「エニータイム」(Anytime)は、ハーバート・ローソン(Herbert “Happy” Lawson)の1921の曲で、カントリー歌手のエディ・アーノルド(Eddy Arnold :1918–2008)が1947年にカバーしてヒットしました。ということは、30年間に埋もれたと思うかもしれませんが、そうではなく、もう誰もが知っていて口ずさんでいた歌だったということです。これは云わば伝承歌のリバイバル・ヒットです。続いて1951年にはエディ・フィッシャー(Eddie Fisher)がRCAレコードからカバーをリリースし、これもヒットしました。エディ・アーノルドが正統的なカントリー・スタイルで、エディ・フィッシャーはポップス調で、それぞれに味わいがあります。5年間で同じ歌が(曲調は違うものの)ヒットということがアメリカでのこの歌の認知度が分かると思います。近年では、レイチャールズの伝記映画「RAY」の長距離バスのシーンでも使われていました。
エディ・アーノルド、エディ・フィッシャー(Eddie Fisher)の他にも、パッツィ・クライン(Patsy Cline)、パット・ブーン(Pat Boone)、ローズマリー・クルーニー(Rosemary Clooney)、アーロ・ガスリー(Arlo Guthrie)などもカバーしています。

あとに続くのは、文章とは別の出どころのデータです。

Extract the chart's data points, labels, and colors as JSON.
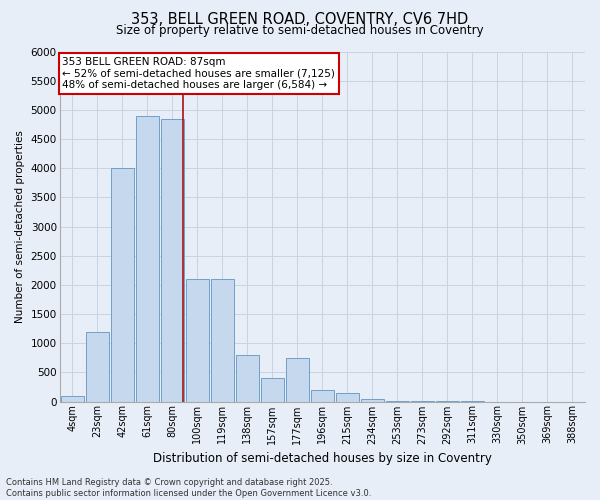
{
  "title_line1": "353, BELL GREEN ROAD, COVENTRY, CV6 7HD",
  "title_line2": "Size of property relative to semi-detached houses in Coventry",
  "xlabel": "Distribution of semi-detached houses by size in Coventry",
  "ylabel": "Number of semi-detached properties",
  "categories": [
    "4sqm",
    "23sqm",
    "42sqm",
    "61sqm",
    "80sqm",
    "100sqm",
    "119sqm",
    "138sqm",
    "157sqm",
    "177sqm",
    "196sqm",
    "215sqm",
    "234sqm",
    "253sqm",
    "273sqm",
    "292sqm",
    "311sqm",
    "330sqm",
    "350sqm",
    "369sqm",
    "388sqm"
  ],
  "values": [
    100,
    1200,
    4000,
    4900,
    4850,
    2100,
    2100,
    800,
    400,
    750,
    200,
    150,
    50,
    10,
    5,
    2,
    1,
    0,
    0,
    0,
    0
  ],
  "bar_color": "#c5d8ee",
  "bar_edge_color": "#6fa0c8",
  "grid_color": "#c8d4e4",
  "background_color": "#e8eef8",
  "vline_color": "#aa1111",
  "annotation_text": "353 BELL GREEN ROAD: 87sqm\n← 52% of semi-detached houses are smaller (7,125)\n48% of semi-detached houses are larger (6,584) →",
  "annotation_box_color": "#ffffff",
  "annotation_box_edge": "#cc0000",
  "ylim": [
    0,
    6000
  ],
  "yticks": [
    0,
    500,
    1000,
    1500,
    2000,
    2500,
    3000,
    3500,
    4000,
    4500,
    5000,
    5500,
    6000
  ],
  "footnote": "Contains HM Land Registry data © Crown copyright and database right 2025.\nContains public sector information licensed under the Open Government Licence v3.0."
}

「エニータイム」はメロディも歌詞もシンプルでストレートな古い歌ですが、誰もが口ずさめる親しみやすさがあります。またラブソングでありながら、広範な意味での「絆」の歌でもあります。歌詞の内容も素敵です。恋愛に限らず、家族や友達など、誰でもひとり陰になり日向になり支えてくれる人があって、悲しみや苦しみにも耐えられて、喜びも感じられます。無駄な形容もなく、何も描写していない歌詞だからこそ伝わるそんなメッセージがこの歌の魅力です。

Eddy Arnold – Anytime

Eddie Fisher – Anytime

Patsy Cline – Anytime

Anytime

Anytime you’re feelin’ lonely
Anytime you’re feelin’ blue
Anytime you feel downhearted
That will prove your love for me is true

Anytime you”re thinkin’ about me
That’s the time I’ll be thinkin’ of you
So anytime you say you want me back again
That’s the time I’ll come runnin’ back to you

Anytime you’re feelin’ lonely
Anytime you’re feelin’ blue
Anytime you feel downhearted
That will prove your love for me is true

Anytime you’re thinkin’ about me
That’s the time I’ll be thinkin’ of you
So anytime you say you want me back again
That’s the time I’ll be comin’ back to you

【Anytime どんなときも : 意訳】

いつでも君が寂しいとき
いつでも君が憂鬱なとき
いつでも君が心折れているとき
僕にとって君への愛が本物だと証明してみせるよ

いつでも君は僕のことを考えてくれる
そんな時に僕も君のことを考えよう
だからいつも君は言うよね、僕に戻ってきてと
そんな時は僕は君の走って帰ろう

いつでも君が寂しいとき
いつでも君が憂鬱なとき
いつでも君が心折れているとき
僕にとって君への愛が本物だと証明してみせるよ

いつでも君は僕のことを考えてくれる
そんな時に僕も君のことを考えよう
だからいつも君は言うよね、僕に戻ってきてと
そんな時は僕は君の走って帰ろう

訳すまでもなく、歌詞はたったこれだけ、もう直ぐにも覚えてハミングできそうな素敵な歌でしょ?